NASA’s Double Asteroid Redirection Test (DART) spacecraft crashed into a distant asteroid on Monday in a mission designed to see if the force of such an impact can shift a space rock’s direction of travel.
If it worked — and we may not find out for a couple of months — then we will have a way of deflecting hazardous asteroids spotted heading toward Earth. And when you consider what happened to the dinosaurs, that would be very good news indeed.
Thanks to the marvels of modern technology, earthlings were able to tune into NASA’s online stream on Monday to watch the spacecraft smash into the asteroid in near real time. Incredible stuff considering the event was happening around 7 million miles from Earth.
DART’s Didymos Reconnaissance and Asteroid Camera for Optical navigation (DRACO) provided the feed. Traveling toward the asteroid at a relative speed of 14,000 mph, the 525-feet-wide (160 meters) Dimorphos asteroid for a long time appeared as a tiny dot in the video, but then rapidly became larger in the frame in the seconds prior to impact. When the feed cut out and the screen turned black, everyone at Mission Control broke into applause and cheers — surely a first for a video link suddenly cutting out like that.
Aware that some folks might be interested in those final images before impact, NASA shared a post on Tuesday telling us more about them.
In the first one we see the asteroid Didymos (bottom left) and its moonlet, Dimorphos, about 2.5 minutes prior to impact. The image was taken by DRACO from a distance of about 570 miles (920 kilometers).
The next image shows DART having made good progress toward the asteroid, with astonishing details now becoming visible. NASA notes how Dimorphos is “full of boulders of various sizes,” adding that the asteroid appears to lack “the fine-grained regolith, or loose, dust-rich outer material, that is seen on Earth’s moon and on other asteroids.”

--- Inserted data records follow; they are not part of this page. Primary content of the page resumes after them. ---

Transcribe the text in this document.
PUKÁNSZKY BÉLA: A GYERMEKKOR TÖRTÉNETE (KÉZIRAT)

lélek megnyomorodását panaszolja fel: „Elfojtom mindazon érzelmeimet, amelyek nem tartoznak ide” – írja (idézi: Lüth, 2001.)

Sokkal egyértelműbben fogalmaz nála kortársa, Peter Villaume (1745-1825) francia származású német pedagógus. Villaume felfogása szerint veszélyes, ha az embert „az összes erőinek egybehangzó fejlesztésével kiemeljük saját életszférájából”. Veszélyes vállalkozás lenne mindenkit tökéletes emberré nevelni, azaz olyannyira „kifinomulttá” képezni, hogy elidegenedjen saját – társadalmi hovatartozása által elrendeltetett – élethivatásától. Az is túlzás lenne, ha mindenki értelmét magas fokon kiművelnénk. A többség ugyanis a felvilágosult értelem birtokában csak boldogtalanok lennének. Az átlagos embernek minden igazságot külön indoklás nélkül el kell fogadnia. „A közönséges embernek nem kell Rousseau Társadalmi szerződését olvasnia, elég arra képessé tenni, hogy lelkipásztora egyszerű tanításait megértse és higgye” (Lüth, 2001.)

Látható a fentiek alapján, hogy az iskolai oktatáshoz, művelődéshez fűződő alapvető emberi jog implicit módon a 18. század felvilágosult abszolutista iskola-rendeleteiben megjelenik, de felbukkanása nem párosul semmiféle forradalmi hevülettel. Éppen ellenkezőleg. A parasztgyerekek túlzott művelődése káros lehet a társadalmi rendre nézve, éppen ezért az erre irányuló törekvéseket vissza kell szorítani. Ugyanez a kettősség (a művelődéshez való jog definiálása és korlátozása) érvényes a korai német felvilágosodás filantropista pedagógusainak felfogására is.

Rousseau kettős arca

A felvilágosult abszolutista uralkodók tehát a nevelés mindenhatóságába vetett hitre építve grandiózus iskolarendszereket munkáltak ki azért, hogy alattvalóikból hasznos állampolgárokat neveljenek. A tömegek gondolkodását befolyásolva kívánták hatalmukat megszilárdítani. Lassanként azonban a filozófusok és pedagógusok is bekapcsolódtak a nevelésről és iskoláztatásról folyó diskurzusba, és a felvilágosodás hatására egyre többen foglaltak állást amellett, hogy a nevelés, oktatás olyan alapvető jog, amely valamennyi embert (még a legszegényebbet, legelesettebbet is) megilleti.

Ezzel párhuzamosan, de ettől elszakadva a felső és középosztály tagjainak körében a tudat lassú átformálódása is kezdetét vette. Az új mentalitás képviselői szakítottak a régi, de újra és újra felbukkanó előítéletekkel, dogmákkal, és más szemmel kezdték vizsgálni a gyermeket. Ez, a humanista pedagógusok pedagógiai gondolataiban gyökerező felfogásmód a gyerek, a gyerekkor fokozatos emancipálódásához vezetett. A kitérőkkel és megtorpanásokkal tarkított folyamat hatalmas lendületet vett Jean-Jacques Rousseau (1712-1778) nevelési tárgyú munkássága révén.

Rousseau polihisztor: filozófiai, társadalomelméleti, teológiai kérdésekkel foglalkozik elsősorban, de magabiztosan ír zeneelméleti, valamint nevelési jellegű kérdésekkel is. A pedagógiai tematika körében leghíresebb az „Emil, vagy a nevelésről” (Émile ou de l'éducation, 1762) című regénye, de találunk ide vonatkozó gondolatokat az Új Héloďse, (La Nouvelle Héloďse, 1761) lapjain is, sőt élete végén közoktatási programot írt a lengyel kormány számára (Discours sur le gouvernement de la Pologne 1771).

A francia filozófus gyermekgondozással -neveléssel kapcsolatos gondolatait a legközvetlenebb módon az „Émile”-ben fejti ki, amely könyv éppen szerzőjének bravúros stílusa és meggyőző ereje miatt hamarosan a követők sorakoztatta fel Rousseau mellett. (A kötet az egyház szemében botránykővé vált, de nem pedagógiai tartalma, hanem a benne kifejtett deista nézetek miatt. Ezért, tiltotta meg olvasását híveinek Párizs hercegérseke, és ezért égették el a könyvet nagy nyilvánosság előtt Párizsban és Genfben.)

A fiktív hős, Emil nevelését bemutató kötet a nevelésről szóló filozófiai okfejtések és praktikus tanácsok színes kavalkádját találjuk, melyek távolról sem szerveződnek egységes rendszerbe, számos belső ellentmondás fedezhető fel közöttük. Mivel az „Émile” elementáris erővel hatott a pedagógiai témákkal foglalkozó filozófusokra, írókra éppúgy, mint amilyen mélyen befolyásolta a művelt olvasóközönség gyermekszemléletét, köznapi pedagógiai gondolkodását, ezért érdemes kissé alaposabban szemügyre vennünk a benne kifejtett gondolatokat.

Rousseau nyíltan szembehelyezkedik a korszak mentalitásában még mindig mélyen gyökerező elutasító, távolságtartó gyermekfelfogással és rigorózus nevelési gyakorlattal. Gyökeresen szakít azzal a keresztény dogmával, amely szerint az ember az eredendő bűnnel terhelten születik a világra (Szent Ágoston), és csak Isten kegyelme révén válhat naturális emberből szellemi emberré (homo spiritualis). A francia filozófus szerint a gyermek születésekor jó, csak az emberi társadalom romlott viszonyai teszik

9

Below is the last complete image of Dimorphos, captured from a distance of about 7 miles (12 kilometers) just 2 seconds before impact. According to NASA, the image shows a patch of the asteroid 100 feet (31 meters) across.
Below is DRACO’s final glimpse of Dimorphos before the DART spacecraft slams into the rock at high speed. The image was captured at up to 4 miles (6 kilometers) from the asteroid’s surface and just 1 second before impact.
“DART’s impact occurred during transmission of the image to Earth, resulting in a partial picture,” NASA said, adding that it shows a patch of the asteroid that’s 51 feet (16 meters) across.
DART’s mission team is now gathering data from ground-based observatories in an effort to see if the impact had any effect on the asteroid’s trajectory, and if so, to what extent. We’ll be sure to report any developments just as soon as they come in.